Table 2.
Dataset information
| Feedback data | Election data | Reddit data | Hate speech data | |
|---|---|---|---|---|
| Texts | 2,000 | 3,832a | 10,000b | 24,783c |
| Avg. words |
13.3 (SD = 11.9) |
14.8 (SD = 6.7) |
13.3 (SD = 6.8) |
13.6 (SD = 7.0) |
| Coded for | Motives | Moral norms | Emotions | Hate speech |
| Categories | 7 | 10 | 6 | 3 |
| Classification problem | Multi-labeld | Multi-labeld | Multi-labeld | Multi-classd |
| Data source | (Norbutas et al., 2020) | (Hoover et al., 2020) | (Demszky et al., 2020) | (Davidson et al., 2017) |
| Platform | Online market |
a The original election dataset coded by Hoover et al. (2020) contained 5,358 tweets. However, we were unable to retrieve all the original tweets via Twitter API; some of the tweets or accounts tweeting them appeared to be deleted at the time of our retrieval (third quarter of 2021).
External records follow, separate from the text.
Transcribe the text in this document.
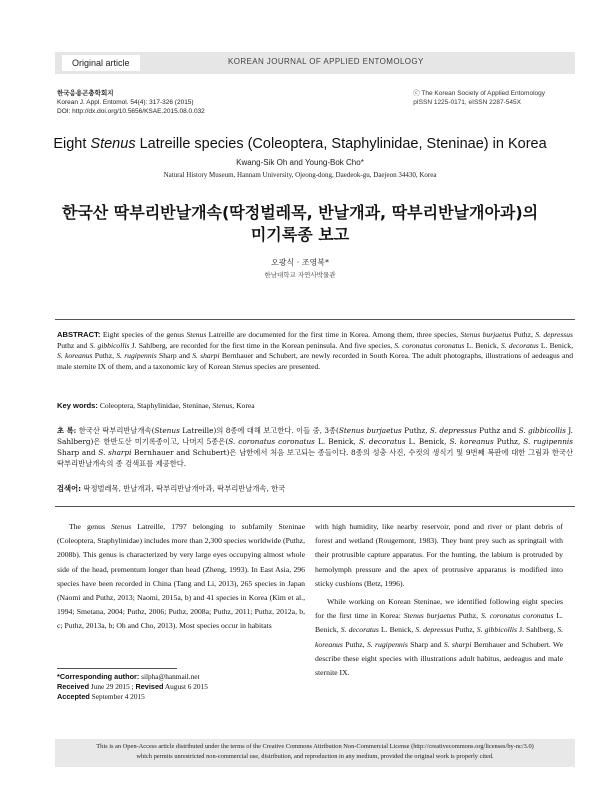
Original article	KOREAN JOURNAL OF APPLIED ENTOMOLOGY
한국응용곤충학회지
Korean J. Appl. Entomol. 54(4): 317-326 (2015)
DOI: http://dx.doi.org/10.5656/KSAE.2015.08.0.032
ⓒ The Korean Society of Applied Entomology
pISSN 1225-0171, eISSN 2287-545X
Eight Stenus Latreille species (Coleoptera, Staphylinidae, Steninae) in Korea
Kwang-Sik Oh and Young-Bok Cho*
Natural History Museum, Hannam University, Ojeong-dong, Daedeok-gu, Daejeon 34430, Korea
한국산 딱부리반날개속(딱정벌레목, 반날개과, 딱부리반날개아과)의
미기록종 보고
오광식 · 조영복*
한남대학교 자연사박물관
ABSTRACT: Eight species of the genus Stenus Latreille are documented for the first time in Korea. Among them, three species, Stenus burjaetus Puthz, S. depressus Puthz and S. gibbicollis J. Sahlberg, are recorded for the first time in the Korean peninsula. And five species, S. coronatus coronatus L. Benick, S. decoratus L. Benick, S. koreanus Puthz, S. rugipennis Sharp and S. sharpi Bernhauer and Schubert, are newly recorded in South Korea. The adult photographs, illustrations of aedeagus and male sternite IX of them, and a taxonomic key of Korean Stenus species are presented.
Key words: Coleoptera, Staphylinidae, Steninae, Stenus, Korea
초 록: 한국산 딱부리반날개속(Stenus Latreille)의 8종에 대해 보고한다. 이들 중, 3종(Stenus burjaetus Puthz, S. depressus Puthz and S. gibbicollis J. Sahlberg)은 한반도산 미기록종이고, 나머지 5종은(S. coronatus coronatus L. Benick, S. decoratus L. Benick, S. koreanus Puthz, S. rugipennis Sharp and S. sharpi Bernhauer and Schubert)은 남한에서 처음 보고되는 종들이다. 8종의 성충 사진, 수컷의 생식기 및 9번째 복판에 대한 그림과 한국산 딱부리반날개속의 종 검색표를 제공한다.
검색어: 딱정벌레목, 반날개과, 딱부리반날개아과, 딱부리반날개속, 한국

The genus Stenus Latreille, 1797 belonging to subfamily Steninae (Coleoptera, Staphylinidae) includes more than 2,300 species worldwide (Puthz, 2008b). This genus is characterized by very large eyes occupying almost whole side of the head, prementum longer than head (Zheng, 1993). In East Asia, 296 species have been recorded in China (Tang and Li, 2013), 265 species in Japan (Naomi and Puthz, 2013; Naomi, 2015a, b) and 41 species in Korea (Kim et al., 1994; Smetana, 2004; Puthz, 2006; Puthz, 2008a; Puthz, 2011; Puthz, 2012a, b, c; Puthz, 2013a, b; Oh and Cho, 2013). Most species occur in habitats

with high humidity, like nearby reservoir, pond and river or plant debris of forest and wetland (Rougemont, 1983). They hunt prey such as springtail with their protrusible capture apparatus. For the hunting, the labium is protruded by hemolymph pressure and the apex of protrusive apparatus is modified into sticky cushions (Betz, 1996).

While working on Korean Steninae, we identified following eight species for the first time in Korea: Stenus burjaetus Puthz, S. coronatus coronatus L. Benick, S. decoratus L. Benick, S. depressus Puthz, S. gibbicollis J. Sahlberg, S. koreanus Puthz, S. rugipennis Sharp and S. sharpi Bernhauer and Schubert. We describe these eight species with illustrations adult habitus, aedeagus and male sternite IX.

*Corresponding author: silpha@hanmail.net
Received June 29 2015 ; Revised August 6 2015
Accepted September 4 2015
This is an Open-Access article distributed under the terms of the Creative Commons Attribution Non-Commercial License (http://creativecommons.org/licenses/by-nc/3.0)
which permits unrestricted non-commercial use, distribution, and reproduction in any medium, provided the original work is properly cited.
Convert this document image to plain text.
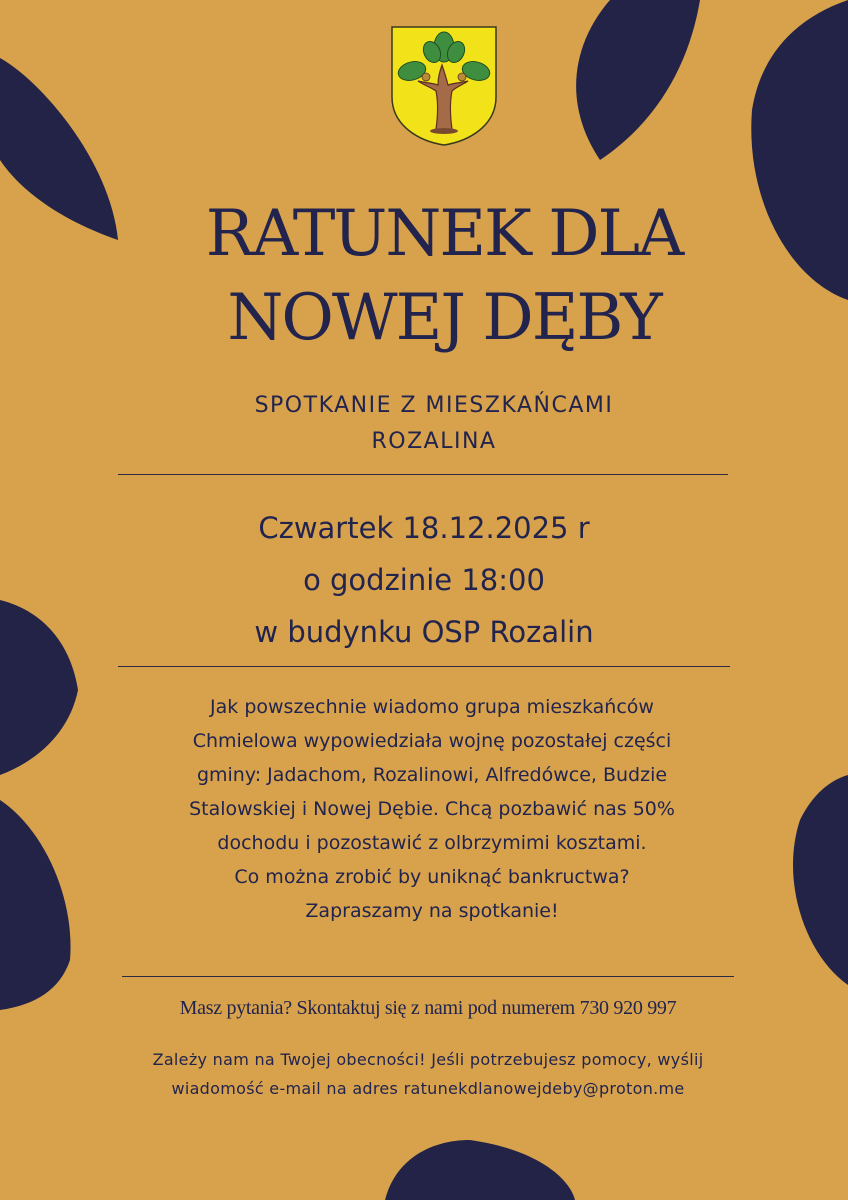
RATUNEK DLA
NOWEJ DĘBY
SPOTKANIE Z MIESZKAŃCAMI
ROZALINA
Czwartek 18.12.2025 r
o godzinie 18:00
w budynku OSP Rozalin
Jak powszechnie wiadomo grupa mieszkańców
Chmielowa wypowiedziała wojnę pozostałej części
gminy: Jadachom, Rozalinowi, Alfredówce, Budzie
Stalowskiej i Nowej Dębie. Chcą pozbawić nas 50%
dochodu i pozostawić z olbrzymimi kosztami.
Co można zrobić by uniknąć bankructwa?
Zapraszamy na spotkanie!
Masz pytania? Skontaktuj się z nami pod numerem 730 920 997
Zależy nam na Twojej obecności! Jeśli potrzebujesz pomocy, wyślij
wiadomość e-mail na adres ratunekdlanowejdeby@proton.me
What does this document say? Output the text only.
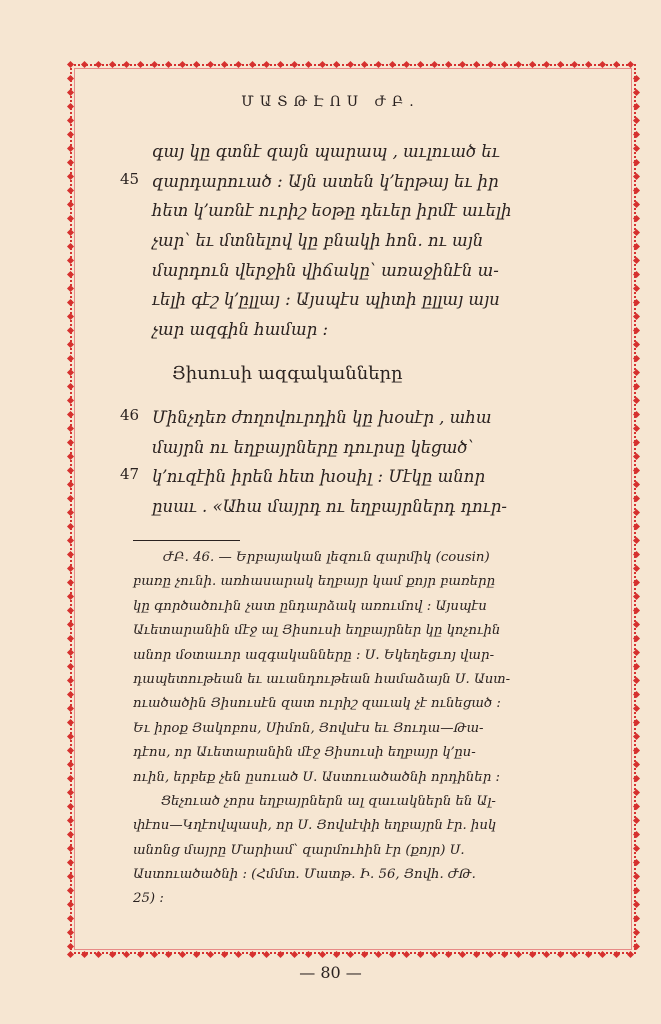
ՄԱՏԹԷՈՍ ԺԲ.
գայ կը գտնէ զայն պարապ , աւլուած եւ
զարդարուած ։ Այն ատեն կ՚երթայ եւ իր
հետ կ՚առնէ ուրիշ եօթը դեւեր իրմէ աւելի
չար՝ եւ մտնելով կը բնակի հոն. ու այն
մարդուն վերջին վիճակը՝ առաջինէն ա-
ւելի գէշ կ՚ըլլայ ։ Այսպէս պիտի ըլլայ այս
չար ազգին համար ։
45
Յիսուսի ազգականները
Մինչդեռ ժողովուրդին կը խօսէր , ահա
մայրն ու եղբայրները դուրսը կեցած՝
կ՚ուզէին իրեն հետ խօսիլ ։ Մէկը անոր
ըսաւ . «Ահա մայրդ ու եղբայրներդ դուր-
46
47
ԺԲ. 46. — Երբայական լեզուն զարմիկ (cousin)
բառը չունի. առհասարակ եղբայր կամ քոյր բառերը
կը գործածուին չատ ընդարձակ առումով ։ Այսպէս
Աւետարանին մէջ ալ Յիսուսի եղբայրներ կը կոչուին
անոր մօտաւոր ազգականները ։ Ս. Եկեղեցւոյ վար-
դապետութեան եւ աւանդութեան համաձայն Ս. Աստ-
ուածածին Յիսուսէն զատ ուրիշ զաւակ չէ ունեցած ։
Եւ իրօք Յակոբոս, Սիմոն, Յովսէս եւ Յուդա—Թա-
դէոս, որ Աւետարանին մէջ Յիսուսի եղբայր կ՚ըս-
ուին, երբեք չեն ըսուած Ս. Աստուածածնի որդիներ ։
Ցեչուած չորս եղբայրներն ալ զաւակներն են Ալ-
փէոս—Կղէովպասի, որ Ս. Յովսէփի եղբայրն էր. իսկ
անոնց մայրը Մարիամ՝ զարմուհին էր (քոյր) Ս.
Աստուածածնի ։ (Հմմտ. Մատթ. Ի. 56, Յովհ. ԺԹ.
25) ։
— 80 —
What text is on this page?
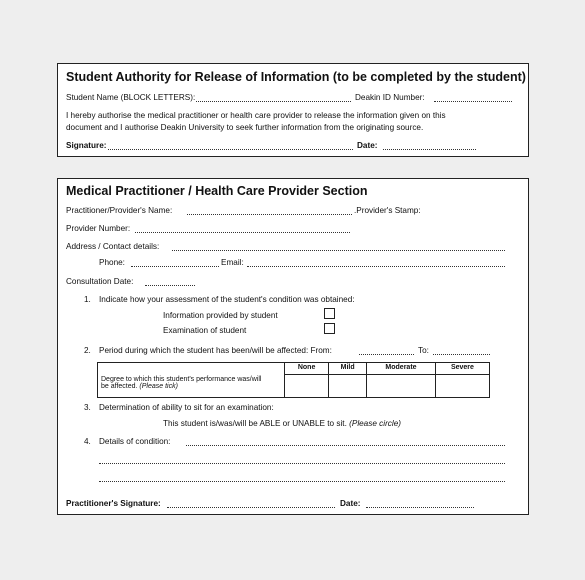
Student Authority for Release of Information (to be completed by the student)
Student Name (BLOCK LETTERS):	Deakin ID Number:
I hereby authorise the medical practitioner or health care provider to release the information given on this
document and I authorise Deakin University to seek further information from the originating source.
Signature:	Date:
Medical Practitioner / Health Care Provider Section
Practitioner/Provider's Name:	.Provider's Stamp:
Provider Number:
Address / Contact details:
Phone:	Email:
Consultation Date:
1. Indicate how your assessment of the student's condition was obtained:
Information provided by student
Examination of student
2. Period during which the student has been/will be affected: From:	To:
	None	Mild	Moderate	Severe
Degree to which this student's performance was/will
be affected. (Please tick)				
3. Determination of ability to sit for an examination:
This student is/was/will be ABLE or UNABLE to sit. (Please circle)
4. Details of condition:
Practitioner's Signature:	Date:
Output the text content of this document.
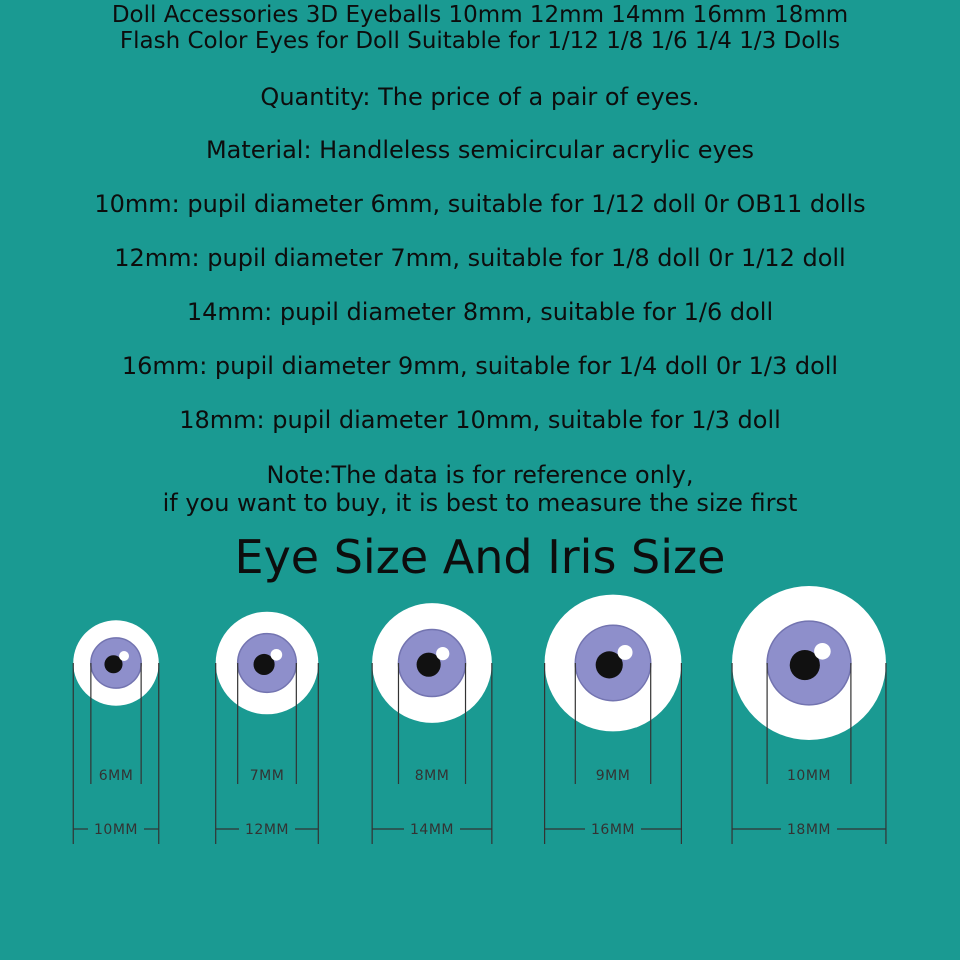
Doll Accessories 3D Eyeballs 10mm 12mm 14mm 16mm 18mm
Flash Color Eyes for Doll Suitable for 1/12 1/8 1/6 1/4 1/3 Dolls
Quantity: The price of a pair of eyes.
Material: Handleless semicircular acrylic eyes
10mm: pupil diameter 6mm, suitable for 1/12 doll 0r OB11 dolls
12mm: pupil diameter 7mm, suitable for 1/8 doll 0r 1/12 doll
14mm: pupil diameter 8mm, suitable for 1/6 doll
16mm: pupil diameter 9mm, suitable for 1/4 doll 0r 1/3 doll
18mm: pupil diameter 10mm, suitable for 1/3 doll
Note:The data is for reference only,
if you want to buy, it is best to measure the size first
Eye Size And Iris Size
6MM
10MM
7MM
12MM
8MM
14MM
9MM
16MM
10MM
18MM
b The original dataset contains 58,011 coded tweets; we selected a random subsample for computational feasibility. We chose a sample of 10,000 texts as an intermediate size between the smaller Feedback and Twitter datasets and the larger Hate speech dataset.
c The original paper mentions 24,802 texts; we obtained 24,783 tweets from the publicly available dataset.
d Multi-label implies that a single text can contain multiple categories at once; multi-class suggests a text can belong to only one of multiple categories.